Post-Traumatic Osteoarthritis Following ACL Injury

Li-Juan Wang; Ni Zeng; Zhi-Peng Yan; Jie-Ting Li; Guo-Xin Ni


Arthritis Res Ther. 2020;22(57) 

In This Article

Early Detection of PTOA

PTOA is a progressive pathogenetic process, and it could be too late to intervene when it progresses to a late stage. Therefore, there is a compelling need to improve diagnostic techniques in order to detect PTOA at an early stage. Currently, imaging modalities such as bone scans, radiographs, computed tomography (CT), and magnetic resonance imaging (MRI) and specific biomarkers (biospecimen: blood, serum, synovial fluid, and other tissue samples)[3,17–19] allow early detection.

Radiography is a commonly used technique to diagnose OA. However, current clinical criteria such as the Kellgren–Lawrence and Outerbridge classification schemes are not sensitive enough to detect early changes of OA, and there is interobserver disagreement when classifying patients.[17] Additionally, radiography is a two-dimensional imaging modality and has limited ability to provide information on ligaments, the synovium, the meniscus, and the articular cartilage.[17,20]

As a repeatable, non-invasive, and multi-planar imaging modality, MRI has been widely used to longitudinally evaluate joint tissues following traumatic injuries.[20] It can perform more sophisticated analysis of various structures within the joint and even quantify the severity of the injury, for instance, characterizing metabolic-triggered subchondral bone damage, evaluating bone marrow lesions, detecting biochemical changes in the cartilage matrix and early cartilage matrix loss, and analyzing cartilage matrix composition.[3,20–22] T1rho is a technique used to assess proteoglycan content of the extracellular matrix of articular cartilage. And T2 mapping has been used to detect the structural integrity, organization, and water content of cartilage.[20] Physiological MRI has also been used to detect early changes during OA development. Na18F positron emission tomography with computed tomography (PET/CT) co-registered with MRI has been demonstrated to be a sensitive imaging modality in an in vivo canine model to detect molecular and cellular changes in bone metabolism before morphological signs appear.[4] The lower delayed gadolinium-enhanced MRI of cartilage (dGEMRIC) index has been shown to have prognostic value for OA development after ACL injury.[23] However, MRI scans are expensive and not available everywhere.[17]

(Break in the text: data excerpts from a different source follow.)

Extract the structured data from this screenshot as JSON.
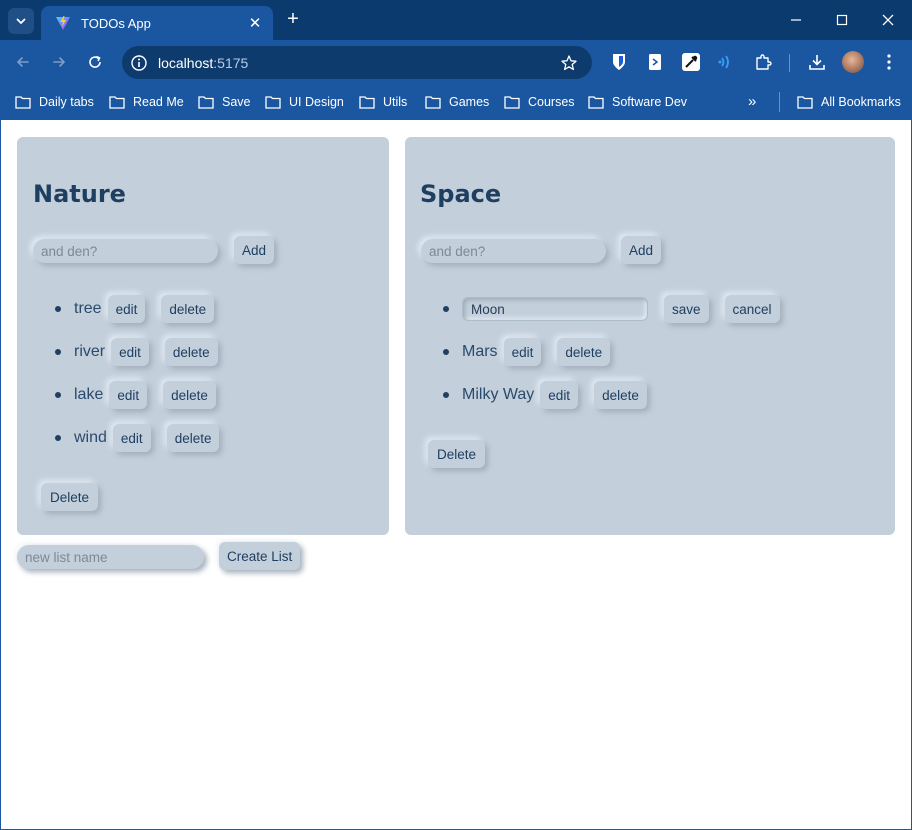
{
  "browser": {
    "tab_title": "TODOs App",
    "url_host": "localhost",
    "url_port": ":5175",
    "bookmarks": [
      "Daily tabs",
      "Read Me",
      "Save",
      "UI Design",
      "Utils",
      "Games",
      "Courses",
      "Software Dev"
    ],
    "all_bookmarks": "All Bookmarks"
  },
  "lists": [
    {
      "title": "Nature",
      "add_placeholder": "and den?",
      "add_label": "Add",
      "todos": [
        {
          "text": "tree"
        },
        {
          "text": "river"
        },
        {
          "text": "lake"
        },
        {
          "text": "wind"
        }
      ],
      "delete_label": "Delete"
    },
    {
      "title": "Space",
      "add_placeholder": "and den?",
      "add_label": "Add",
      "editing": {
        "value": "Moon",
        "save_label": "save",
        "cancel_label": "cancel"
      },
      "todos": [
        {
          "text": "Mars"
        },
        {
          "text": "Milky Way"
        }
      ],
      "delete_label": "Delete"
    }
  ],
  "todo_actions": {
    "edit_label": "edit",
    "delete_label": "delete"
  },
  "new_list": {
    "placeholder": "new list name",
    "button_label": "Create List"
  }
}
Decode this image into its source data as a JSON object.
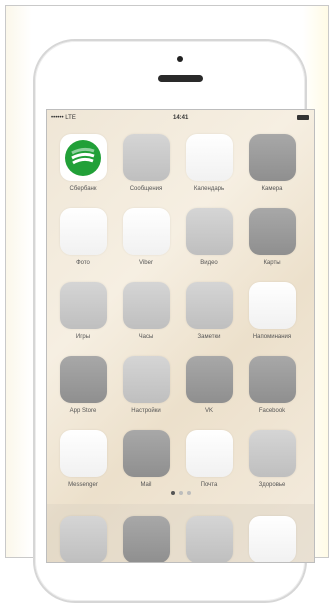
{
  "status": {
    "carrier": "•••••• LTE",
    "time": "14:41"
  },
  "apps": [
    {
      "label": "Сбербанк",
      "icon": "sberbank-icon",
      "tone": "sber"
    },
    {
      "label": "Сообщения",
      "icon": "app-icon",
      "tone": "mid"
    },
    {
      "label": "Календарь",
      "icon": "app-icon",
      "tone": "light"
    },
    {
      "label": "Камера",
      "icon": "app-icon",
      "tone": "dark"
    },
    {
      "label": "Фото",
      "icon": "app-icon",
      "tone": "light"
    },
    {
      "label": "Viber",
      "icon": "app-icon",
      "tone": "light"
    },
    {
      "label": "Видео",
      "icon": "app-icon",
      "tone": "mid"
    },
    {
      "label": "Карты",
      "icon": "app-icon",
      "tone": "dark"
    },
    {
      "label": "Игры",
      "icon": "app-icon",
      "tone": "mid"
    },
    {
      "label": "Часы",
      "icon": "app-icon",
      "tone": "mid"
    },
    {
      "label": "Заметки",
      "icon": "app-icon",
      "tone": "mid"
    },
    {
      "label": "Напоминания",
      "icon": "app-icon",
      "tone": "light"
    },
    {
      "label": "App Store",
      "icon": "app-icon",
      "tone": "dark"
    },
    {
      "label": "Настройки",
      "icon": "app-icon",
      "tone": "mid"
    },
    {
      "label": "VK",
      "icon": "app-icon",
      "tone": "dark"
    },
    {
      "label": "Facebook",
      "icon": "app-icon",
      "tone": "dark"
    },
    {
      "label": "Messenger",
      "icon": "app-icon",
      "tone": "light"
    },
    {
      "label": "Mail",
      "icon": "app-icon",
      "tone": "dark"
    },
    {
      "label": "Почта",
      "icon": "app-icon",
      "tone": "light"
    },
    {
      "label": "Здоровье",
      "icon": "app-icon",
      "tone": "mid"
    }
  ],
  "dock": [
    {
      "icon": "app-icon",
      "tone": "mid"
    },
    {
      "icon": "app-icon",
      "tone": "dark"
    },
    {
      "icon": "app-icon",
      "tone": "mid"
    },
    {
      "icon": "app-icon",
      "tone": "light"
    }
  ],
  "page_dots": 3,
  "active_dot": 0,
  "colors": {
    "sber_green": "#21a038",
    "sber_light": "#8fd19e"
  }
}
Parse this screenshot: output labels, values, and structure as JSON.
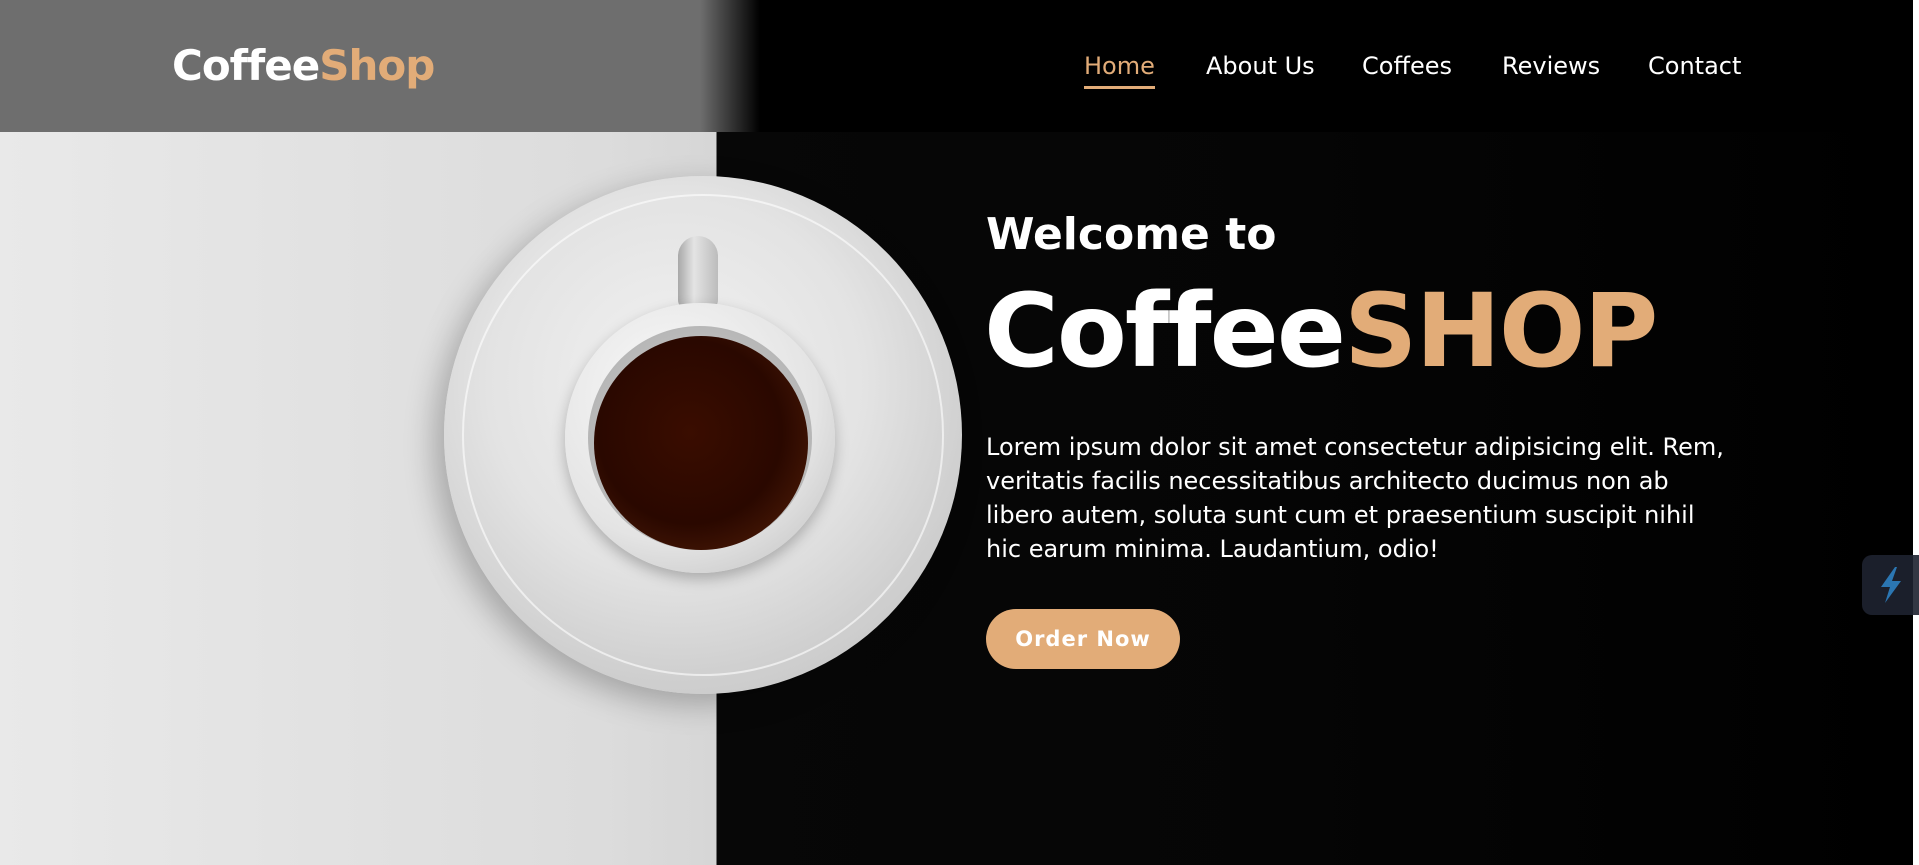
{
  "brand": {
    "logo_part1": "Coffee",
    "logo_part2": "Shop",
    "accent_color": "#e2ac78"
  },
  "nav": {
    "items": [
      {
        "label": "Home",
        "active": true
      },
      {
        "label": "About Us",
        "active": false
      },
      {
        "label": "Coffees",
        "active": false
      },
      {
        "label": "Reviews",
        "active": false
      },
      {
        "label": "Contact",
        "active": false
      }
    ]
  },
  "hero": {
    "welcome": "Welcome to",
    "title_part1": "Coffee",
    "title_part2": "SHOP",
    "description": "Lorem ipsum dolor sit amet consectetur adipisicing elit. Rem, veritatis facilis necessitatibus architecto ducimus non ab libero autem, soluta sunt cum et praesentium suscipit nihil hic earum minima. Laudantium, odio!",
    "cta_label": "Order Now",
    "image_icon": "coffee-cup-image"
  },
  "widget": {
    "icon": "lightning-icon"
  }
}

A variety of molecular and biochemical processes play important roles in the pathogenesis of PTOA. The detection of molecules in the acute phase provides indications of the future disease process. Breakdown of ECM structures including type II collagen, proteoglycans (PGs), and glycosaminoglycans (GAGs) may be one of the earliest signs of OA and could be detected before radiographic evidence. Elevated concentrations of degradative enzymes for instance matrix metalloprotease (MMP)-1 and MMP-3 in synovial fluid are also measurable after ACL injury. Increased ratio between MMPs and tissue inhibitor of metalloproteinase indicates an increase in degradation relative to synthesis.[24] Given that the alteration of synoviocytes and adjacent chondrocytes may decrease the level of lubricin, the latter is promising as a biomarker of cartilage degradation.[3]